A retrospective safety review has raised concerns about eye disorders and abnormal hair growth in babies linked to minoxidil, a widely used over-the-counter treatment for hair loss. 

Originally developed as an oral antihypertensive, minoxidil (eg. Regaine) was later reformulated for topical use after its hair growth effects were observed, driving widespread consumer use with limited regulatory oversight, the study claimed. 
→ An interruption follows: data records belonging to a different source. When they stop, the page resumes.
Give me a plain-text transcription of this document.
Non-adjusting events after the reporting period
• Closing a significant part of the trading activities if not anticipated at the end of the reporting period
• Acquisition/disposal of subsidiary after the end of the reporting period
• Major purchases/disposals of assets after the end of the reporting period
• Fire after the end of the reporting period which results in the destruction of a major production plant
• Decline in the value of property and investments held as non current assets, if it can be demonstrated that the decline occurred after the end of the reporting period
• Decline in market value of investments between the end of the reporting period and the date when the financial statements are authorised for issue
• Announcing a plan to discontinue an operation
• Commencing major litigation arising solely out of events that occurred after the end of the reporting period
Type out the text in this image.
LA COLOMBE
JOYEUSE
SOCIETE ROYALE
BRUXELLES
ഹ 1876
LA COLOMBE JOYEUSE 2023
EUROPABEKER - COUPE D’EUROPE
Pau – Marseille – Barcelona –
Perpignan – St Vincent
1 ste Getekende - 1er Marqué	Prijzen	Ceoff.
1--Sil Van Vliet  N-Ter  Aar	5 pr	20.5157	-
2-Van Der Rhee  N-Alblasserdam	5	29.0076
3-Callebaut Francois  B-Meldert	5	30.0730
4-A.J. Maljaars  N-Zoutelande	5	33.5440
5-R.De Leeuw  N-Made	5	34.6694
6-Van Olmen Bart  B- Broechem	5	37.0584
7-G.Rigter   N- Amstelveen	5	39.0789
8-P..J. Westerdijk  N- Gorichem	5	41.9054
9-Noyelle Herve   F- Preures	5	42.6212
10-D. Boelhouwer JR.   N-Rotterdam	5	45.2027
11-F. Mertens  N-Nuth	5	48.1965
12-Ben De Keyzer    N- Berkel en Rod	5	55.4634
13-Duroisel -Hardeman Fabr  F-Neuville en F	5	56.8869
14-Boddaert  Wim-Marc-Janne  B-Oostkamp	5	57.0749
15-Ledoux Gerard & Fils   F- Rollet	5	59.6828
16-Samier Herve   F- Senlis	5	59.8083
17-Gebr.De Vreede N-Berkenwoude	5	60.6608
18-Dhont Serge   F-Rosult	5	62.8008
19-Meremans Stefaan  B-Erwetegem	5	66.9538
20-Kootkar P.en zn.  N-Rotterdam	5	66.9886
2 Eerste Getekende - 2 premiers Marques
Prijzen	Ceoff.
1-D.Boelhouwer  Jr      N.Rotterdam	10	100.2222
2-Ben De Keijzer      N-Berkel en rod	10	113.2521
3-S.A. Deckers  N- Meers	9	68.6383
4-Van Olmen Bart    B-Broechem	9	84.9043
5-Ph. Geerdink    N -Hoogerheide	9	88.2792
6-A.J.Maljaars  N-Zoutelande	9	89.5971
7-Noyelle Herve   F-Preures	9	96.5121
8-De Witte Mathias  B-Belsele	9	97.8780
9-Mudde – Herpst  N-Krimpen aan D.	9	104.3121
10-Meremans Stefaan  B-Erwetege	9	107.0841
Using adverse drug reaction reports from the World Health Organization’s global safety database, VigiBase, reserchers analysed post-market data collected up to March 2025. They identified 1,669 global reports of eye disorders associated with minoxidil use in the general population, including 25 cases from India. Reported ocular symptoms included eyelid oedema, blurred vision and central serous chorioretinopathy (CSCR). Of nine serious eye-related reports, the authors noted that four remained after de-duplication, comprising three cases of CSCR and one retinal artery occlusion. 

Among 2,664 global reports of infantile hypertrichosis, the authors also identified 45 cases involving babies aged 0 to 23 months linked to maternal exposure during pregnancy or breastfeeding, accidental contact, or unknown causes. 

These findings raise concerns about early-life exposure, particularly given the drug’s ready availability and lack of strict dispensing controls, and authors said stronger caregiver education, clearer usage guidance and tighter regulation are needed to reduce preventable risks to both infants and eye health.

The study was published in Archives of Dermatological Research.